Study Design and Objectives

The evaluation focused on testing the EC system at a small scale at the plant’s WWTP, which currently utilizes CF to treat wastewater and recover the oil. The EC system aims to replace chemical treatment, offering potential benefits including reduced chemical usage with higher oil quality. The project involved installing a 100-gallon-per-minute (gpm) EC system alongside the existing 400-gpm CF setup to assess and compare its efficacy in a side-by-side configuration. Anticipated benefits included reduced water usage, increased oil collection efficiency, and decreased chemical consumption. Evaluation objectives include assessing water quality, recovered oil quantity and composition, measuring electricity consumption, and comparing chemical usage between the EC and CF systems

Methodology

The performance assessment was conducted in a side-by-side configuration over a four-week evaluation period, from October 17, 2022 to December 2, 2022, with the EC system handling up to 25% of the oily wastewater from deep well tank and the CF system handling the remaining water. During the evaluation period, the EC system operated for eight hours daily, while the CF system operated continuously throughout the day.
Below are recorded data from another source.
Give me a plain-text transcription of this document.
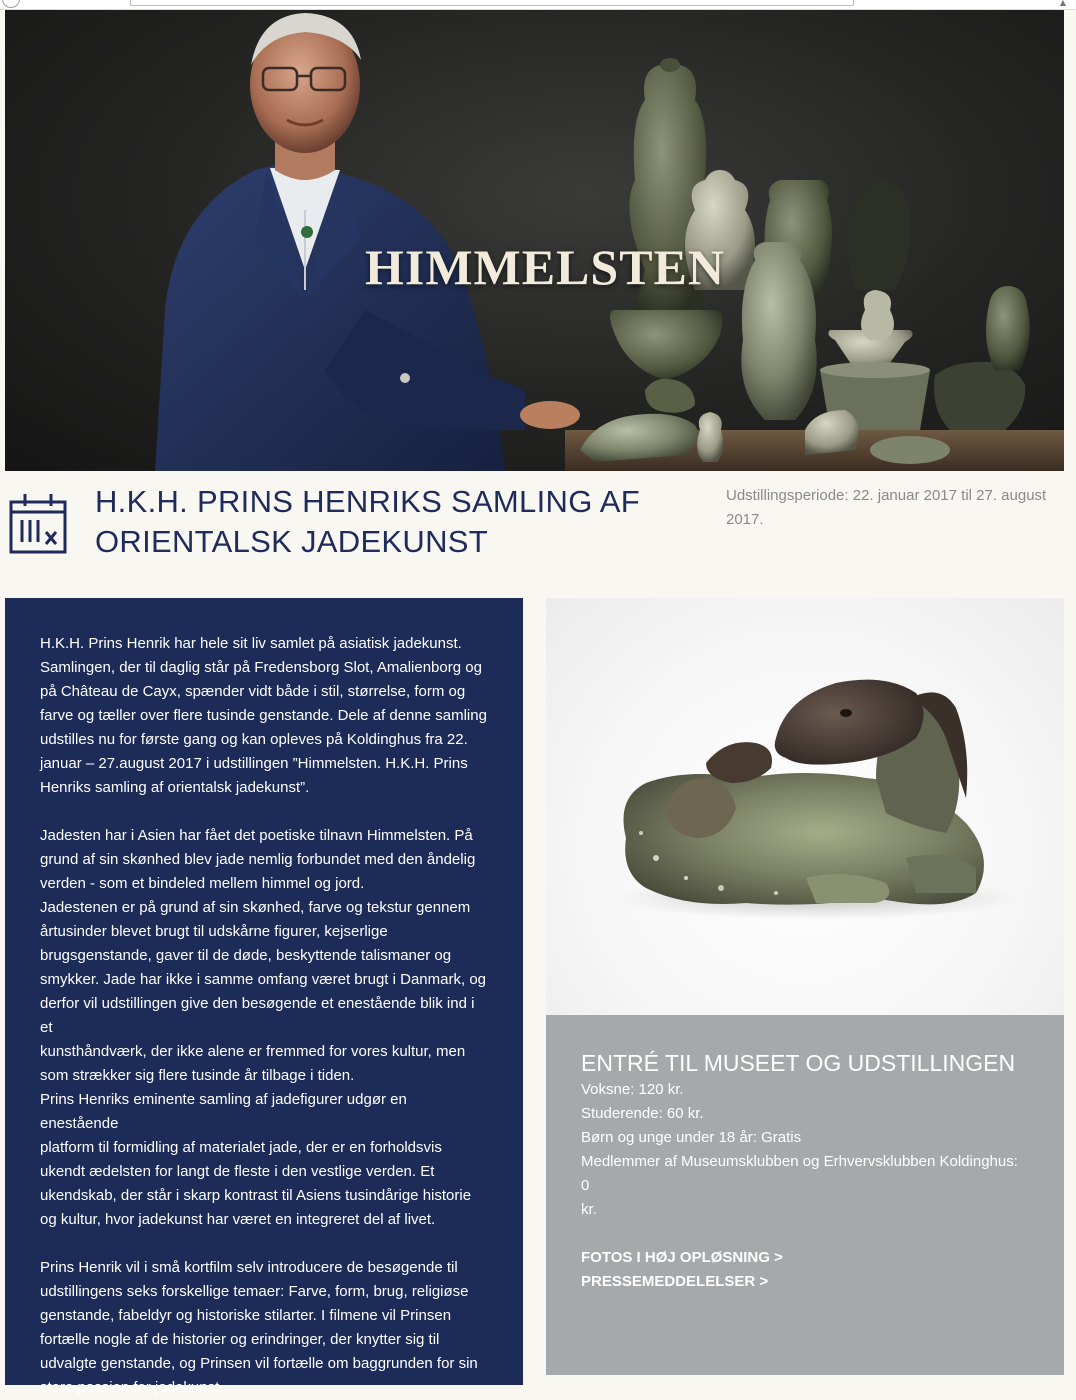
▲
HIMMELSTEN
H.K.H. PRINS HENRIKS SAMLING AF
ORIENTALSK JADEKUNST
Udstillingsperiode: 22. januar 2017 til 27. august
2017.

H.K.H. Prins Henrik har hele sit liv samlet på asiatisk jadekunst.
Samlingen, der til daglig står på Fredensborg Slot, Amalienborg og
på Château de Cayx, spænder vidt både i stil, størrelse, form og
farve og tæller over flere tusinde genstande. Dele af denne samling
udstilles nu for første gang og kan opleves på Koldinghus fra 22.
januar – 27.august 2017 i udstillingen ”Himmelsten. H.K.H. Prins
Henriks samling af orientalsk jadekunst”.

Jadesten har i Asien har fået det poetiske tilnavn Himmelsten. På
grund af sin skønhed blev jade nemlig forbundet med den åndelig
verden - som et bindeled mellem himmel og jord.
Jadestenen er på grund af sin skønhed, farve og tekstur gennem
årtusinder blevet brugt til udskårne figurer, kejserlige
brugsgenstande, gaver til de døde, beskyttende talismaner og
smykker. Jade har ikke i samme omfang været brugt i Danmark, og
derfor vil udstillingen give den besøgende et enestående blik ind i et
kunsthåndværk, der ikke alene er fremmed for vores kultur, men
som strækker sig flere tusinde år tilbage i tiden.
Prins Henriks eminente samling af jadefigurer udgør en enestående
platform til formidling af materialet jade, der er en forholdsvis
ukendt ædelsten for langt de fleste i den vestlige verden. Et
ukendskab, der står i skarp kontrast til Asiens tusindårige historie
og kultur, hvor jadekunst har været en integreret del af livet.

Prins Henrik vil i små kortfilm selv introducere de besøgende til
udstillingens seks forskellige temaer: Farve, form, brug, religiøse
genstande, fabeldyr og historiske stilarter. I filmene vil Prinsen
fortælle nogle af de historier og erindringer, der knytter sig til
udvalgte genstande, og Prinsen vil fortælle om baggrunden for sin
store passion for jadekunst.

ENTRÉ TIL MUSEET OG UDSTILLINGEN

Voksne: 120 kr.

Studerende: 60 kr.

Børn og unge under 18 år: Gratis

Medlemmer af Museumsklubben og Erhvervsklubben Koldinghus: 0
kr.

FOTOS I HØJ OPLØSNING >
PRESSEMEDDELELSER >
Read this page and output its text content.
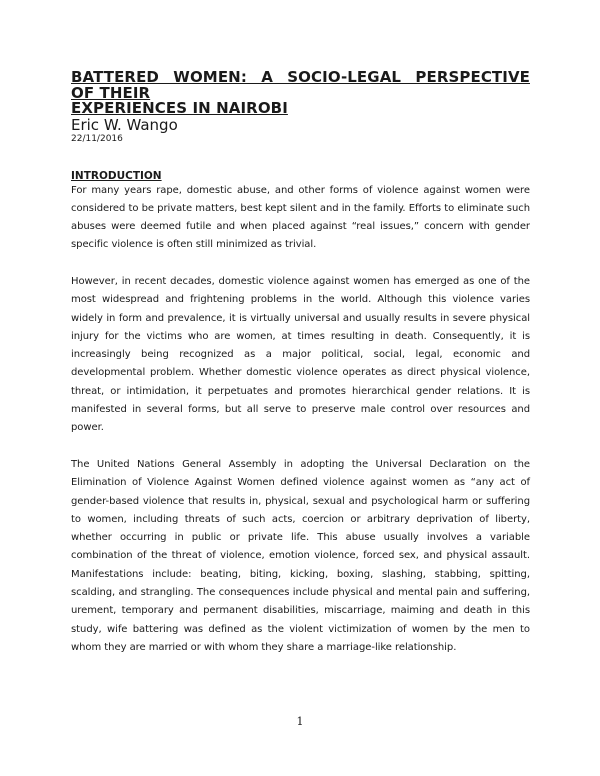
BATTERED WOMEN: A SOCIO-LEGAL PERSPECTIVE
OF THEIR
EXPERIENCES IN NAIROBI

Eric W. Wango

22/11/2016

INTRODUCTION

For many years rape, domestic abuse, and other forms of violence against women were considered to be private matters, best kept silent and in the family. Efforts to eliminate such abuses were deemed futile and when placed against “real issues,” concern with gender specific violence is often still minimized as trivial.

However, in recent decades, domestic violence against women has emerged as one of the most widespread and frightening problems in the world. Although this violence varies widely in form and prevalence, it is virtually universal and usually results in severe physical injury for the victims who are women, at times resulting in death. Consequently, it is increasingly being recognized as a major political, social, legal, economic and developmental problem. Whether domestic violence operates as direct physical violence, threat, or intimidation, it perpetuates and promotes hierarchical gender relations. It is manifested in several forms, but all serve to preserve male control over resources and power.

The United Nations General Assembly in adopting the Universal Declaration on the Elimination of Violence Against Women defined violence against women as “any act of gender-based violence that results in, physical, sexual and psychological harm or suffering to women, including threats of such acts, coercion or arbitrary deprivation of liberty, whether occurring in public or private life. This abuse usually involves a variable combination of the threat of violence, emotion violence, forced sex, and physical assault. Manifestations include: beating, biting, kicking, boxing, slashing, stabbing, spitting, scalding, and strangling. The consequences include physical and mental pain and suffering, urement, temporary and permanent disabilities, miscarriage, maiming and death in this study, wife battering was defined as the violent victimization of women by the men to whom they are married or with whom they share a marriage-like relationship.

1
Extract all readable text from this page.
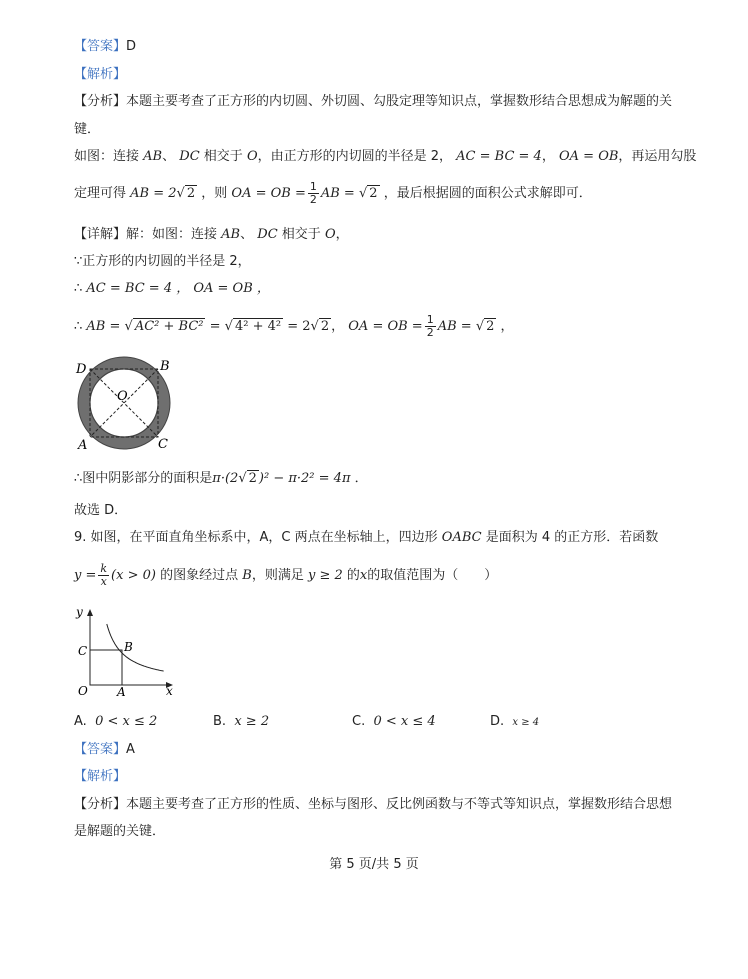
【答案】D
【解析】
【分析】本题主要考查了正方形的内切圆、外切圆、勾股定理等知识点，掌握数形结合思想成为解题的关
键．
如图：连接 AB、 DC 相交于 O，由正方形的内切圆的半径是 2， AC = BC = 4， OA = OB，再运用勾股
定理可得 AB = 2√ 2 ，则 OA = OB = $\frac{1}{2}$ AB = √ 2 ，最后根据圆的面积公式求解即可．
【详解】解：如图：连接 AB、 DC 相交于 O，
∵正方形的内切圆的半径是 2，
∴ AC = BC = 4 ， OA = OB ，
∴ AB = √ AC² + BC² = √ 4² + 4² = 2√ 2 ， OA = OB = $\frac{1}{2}$ AB = √ 2 ，
D	B
O
A	C
∴图中阴影部分的面积是π·(2√ 2 )² − π·2² = 4π ．
故选 D．
9. 如图，在平面直角坐标系中，A，C 两点在坐标轴上，四边形 OABC 是面积为 4 的正方形．若函数
$y = \frac{k}{x} (x > 0)$ 的图象经过点 B，则满足 y ≥ 2 的x的取值范围为（　　）
y
x
C	B
O A
A. 0 < x ≤ 2	B. x ≥ 2	C. 0 < x ≤ 4	D. x ≥ 4
【答案】A
【解析】
【分析】本题主要考查了正方形的性质、坐标与图形、反比例函数与不等式等知识点，掌握数形结合思想
是解题的关键．
第 5 页/共 5 页
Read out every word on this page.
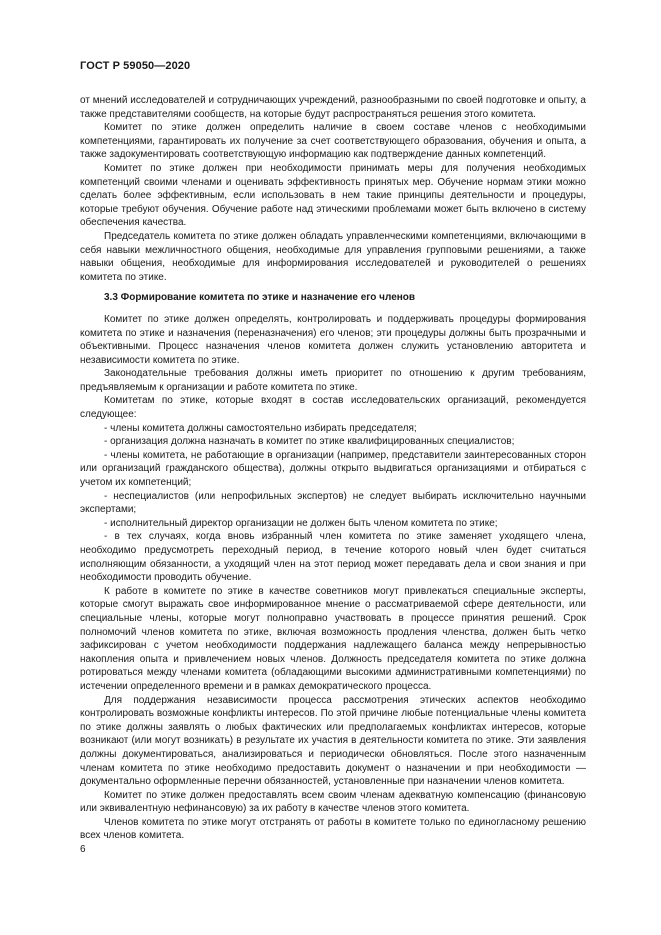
ГОСТ Р 59050—2020

от мнений исследователей и сотрудничающих учреждений, разнообразными по своей подготовке и опыту, а также представителями сообществ, на которые будут распространяться решения этого комитета.

Комитет по этике должен определить наличие в своем составе членов с необходимыми компетенциями, гарантировать их получение за счет соответствующего образования, обучения и опыта, а также задокументировать соответствующую информацию как подтверждение данных компетенций.

Комитет по этике должен при необходимости принимать меры для получения необходимых компетенций своими членами и оценивать эффективность принятых мер. Обучение нормам этики можно сделать более эффективным, если использовать в нем такие принципы деятельности и процедуры, которые требуют обучения. Обучение работе над этическими проблемами может быть включено в систему обеспечения качества.

Председатель комитета по этике должен обладать управленческими компетенциями, включающими в себя навыки межличностного общения, необходимые для управления групповыми решениями, а также навыки общения, необходимые для информирования исследователей и руководителей о решениях комитета по этике.

3.3 Формирование комитета по этике и назначение его членов

Комитет по этике должен определять, контролировать и поддерживать процедуры формирования комитета по этике и назначения (переназначения) его членов; эти процедуры должны быть прозрачными и объективными. Процесс назначения членов комитета должен служить установлению авторитета и независимости комитета по этике.

Законодательные требования должны иметь приоритет по отношению к другим требованиям, предъявляемым к организации и работе комитета по этике.

Комитетам по этике, которые входят в состав исследовательских организаций, рекомендуется следующее:

- члены комитета должны самостоятельно избирать председателя;

- организация должна назначать в комитет по этике квалифицированных специалистов;

- члены комитета, не работающие в организации (например, представители заинтересованных сторон или организаций гражданского общества), должны открыто выдвигаться организациями и отбираться с учетом их компетенций;

- неспециалистов (или непрофильных экспертов) не следует выбирать исключительно научными экспертами;

- исполнительный директор организации не должен быть членом комитета по этике;

- в тех случаях, когда вновь избранный член комитета по этике заменяет уходящего члена, необходимо предусмотреть переходный период, в течение которого новый член будет считаться исполняющим обязанности, а уходящий член на этот период может передавать дела и свои знания и при необходимости проводить обучение.

К работе в комитете по этике в качестве советников могут привлекаться специальные эксперты, которые смогут выражать свое информированное мнение о рассматриваемой сфере деятельности, или специальные члены, которые могут полноправно участвовать в процессе принятия решений. Срок полномочий членов комитета по этике, включая возможность продления членства, должен быть четко зафиксирован с учетом необходимости поддержания надлежащего баланса между непрерывностью накопления опыта и привлечением новых членов. Должность председателя комитета по этике должна ротироваться между членами комитета (обладающими высокими административными компетенциями) по истечении определенного времени и в рамках демократического процесса.

Для поддержания независимости процесса рассмотрения этических аспектов необходимо контролировать возможные конфликты интересов. По этой причине любые потенциальные члены комитета по этике должны заявлять о любых фактических или предполагаемых конфликтах интересов, которые возникают (или могут возникать) в результате их участия в деятельности комитета по этике. Эти заявления должны документироваться, анализироваться и периодически обновляться. После этого назначенным членам комитета по этике необходимо предоставить документ о назначении и при необходимости — документально оформленные перечни обязанностей, установленные при назначении членов комитета.

Комитет по этике должен предоставлять всем своим членам адекватную компенсацию (финансовую или эквивалентную нефинансовую) за их работу в качестве членов этого комитета.

Членов комитета по этике могут отстранять от работы в комитете только по единогласному решению всех членов комитета.

6
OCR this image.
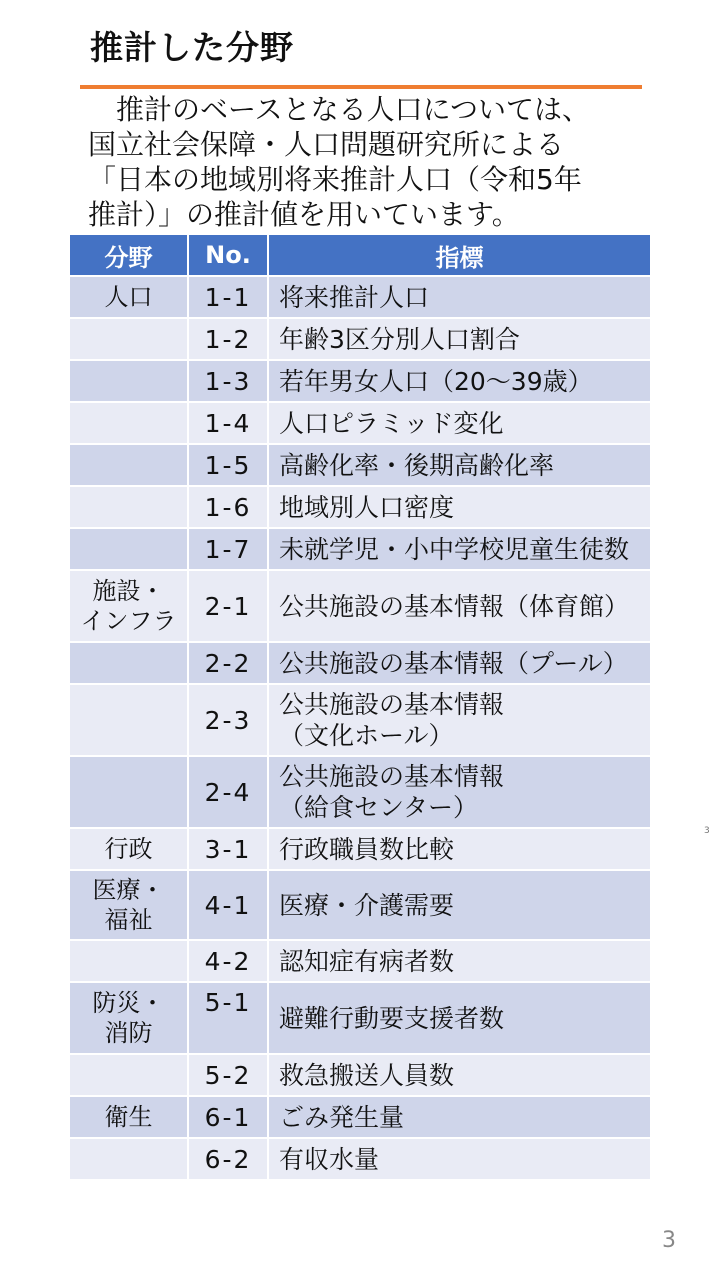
推計した分野

　推計のベースとなる人口については、
国立社会保障・人口問題研究所による
「日本の地域別将来推計人口（令和5年
推計）」の推計値を用いています。

分野	No.	指標

人口	1-1	将来推計人口

	1-2	年齢3区分別人口割合

	1-3	若年男女人口（20～39歳）

	1-4	人口ピラミッド変化

	1-5	高齢化率・後期高齢化率

	1-6	地域別人口密度

	1-7	未就学児・小中学校児童生徒数

施設・
インフラ	2-1	公共施設の基本情報（体育館）

	2-2	公共施設の基本情報（プール）

	2-3	公共施設の基本情報
（文化ホール）

	2-4	公共施設の基本情報
（給食センター）

行政	3-1	行政職員数比較

医療・
福祉	4-1	医療・介護需要

	4-2	認知症有病者数

防災・
消防	5-1	避難行動要支援者数

	5-2	救急搬送人員数

衛生	6-1	ごみ発生量

	6-2	有収水量
3
3
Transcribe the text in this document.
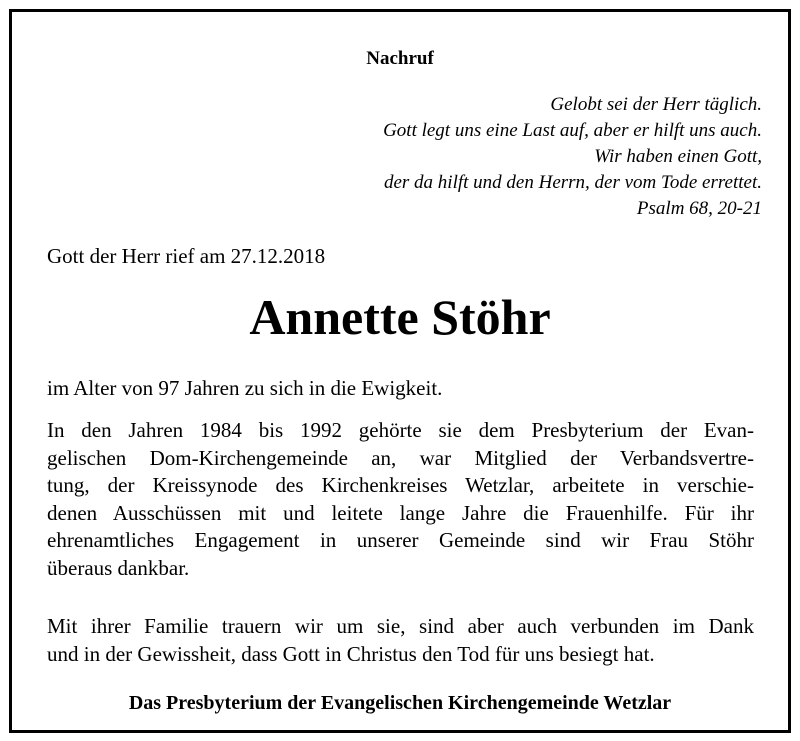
Nachruf
Gelobt sei der Herr täglich.
Gott legt uns eine Last auf, aber er hilft uns auch.
Wir haben einen Gott,
der da hilft und den Herrn, der vom Tode errettet.
Psalm 68, 20-21
Gott der Herr rief am 27.12.2018
Annette Stöhr
im Alter von 97 Jahren zu sich in die Ewigkeit.
In den Jahren 1984 bis 1992 gehörte sie dem Presbyterium der Evan-
gelischen Dom-Kirchengemeinde an, war Mitglied der Verbandsvertre-
tung, der Kreissynode des Kirchenkreises Wetzlar, arbeitete in verschie-
denen Ausschüssen mit und leitete lange Jahre die Frauenhilfe. Für ihr
ehrenamtliches Engagement in unserer Gemeinde sind wir Frau Stöhr
überaus dankbar.
Mit ihrer Familie trauern wir um sie, sind aber auch verbunden im Dank
und in der Gewissheit, dass Gott in Christus den Tod für uns besiegt hat.
Das Presbyterium der Evangelischen Kirchengemeinde Wetzlar
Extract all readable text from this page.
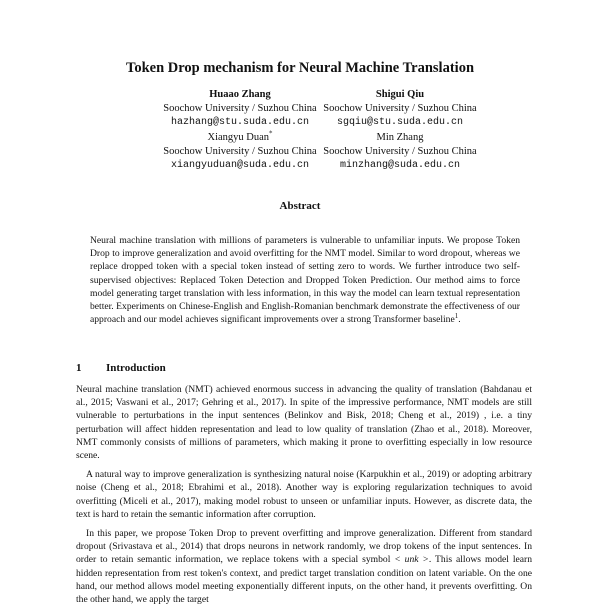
Token Drop mechanism for Neural Machine Translation
Huaao Zhang
Soochow University / Suzhou China
hazhang@stu.suda.edu.cn
Shigui Qiu
Soochow University / Suzhou China
sgqiu@stu.suda.edu.cn
Xiangyu Duan*
Soochow University / Suzhou China
xiangyuduan@suda.edu.cn
Min Zhang
Soochow University / Suzhou China
minzhang@suda.edu.cn
Abstract
Neural machine translation with millions of parameters is vulnerable to unfamiliar inputs. We propose Token Drop to improve generalization and avoid overfitting for the NMT model. Similar to word dropout, whereas we replace dropped token with a special token instead of setting zero to words. We further introduce two self-supervised objectives: Replaced Token Detection and Dropped Token Prediction. Our method aims to force model generating target translation with less information, in this way the model can learn textual representation better. Experiments on Chinese-English and English-Romanian benchmark demonstrate the effectiveness of our approach and our model achieves significant improvements over a strong Transformer baseline$^1$.
1 Introduction

Neural machine translation (NMT) achieved enormous success in advancing the quality of translation (Bahdanau et al., 2015; Vaswani et al., 2017; Gehring et al., 2017). In spite of the impressive performance, NMT models are still vulnerable to perturbations in the input sentences (Belinkov and Bisk, 2018; Cheng et al., 2019) , i.e. a tiny perturbation will affect hidden representation and lead to low quality of translation (Zhao et al., 2018). Moreover, NMT commonly consists of millions of parameters, which making it prone to overfitting especially in low resource scene.

A natural way to improve generalization is synthesizing natural noise (Karpukhin et al., 2019) or adopting arbitrary noise (Cheng et al., 2018; Ebrahimi et al., 2018). Another way is exploring regularization techniques to avoid overfitting (Miceli et al., 2017), making model robust to unseen or unfamiliar inputs. However, as discrete data, the text is hard to retain the semantic information after corruption.

In this paper, we propose Token Drop to prevent overfitting and improve generalization. Different from standard dropout (Srivastava et al., 2014) that drops neurons in network randomly, we drop tokens of the input sentences. In order to retain semantic information, we replace tokens with a special symbol < unk >. This allows model learn hidden representation from rest token's context, and predict target translation condition on latent variable. On the one hand, our method allows model meeting exponentially different inputs, on the other hand, it prevents overfitting. On the other hand, we apply the target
Water from the deep well tank is split into two streams, with one going into the EC system and the other going into the existing CF system. Treated water from the EC system and the CF system flowed into their separate primary tanks for further processing. The collected data includes water quality parameters (i.e., turbidity, conductivity, and pH) and oil quality (i.e., BTU and water content) to compare the efficacies of these systems. The evaluation also assessed the electricity consumption and chemical usage of both systems.

Project Results/Findings

The EC system demonstrated effectiveness in treating oily wastewater, enhancing tramp oil collection, and reducing reliance on chemicals, leading to significant cost savings and benefits. Results showed slightly higher turbidity (1.3 nephelometric turbidity unit [NTU] difference) and lower conductivity in EC-treated water, with improved tramp oil collection efficiency (25% increase) and reduced chemical usage (60–100% reduction). The higher turbidity in EC-treated water may be attributed to 1) not accounting for cold mill blow down; 2) insufficient hydraulic residence time (HRT); and 3) filtration was not used or was too loose. However, the EC process consumed more electricity (0.05 kWh per gallon of treated water) and rendered the collected oil with higher-than-expected and out-of-spec iron content (25 grams/kilograms) from the anode plates.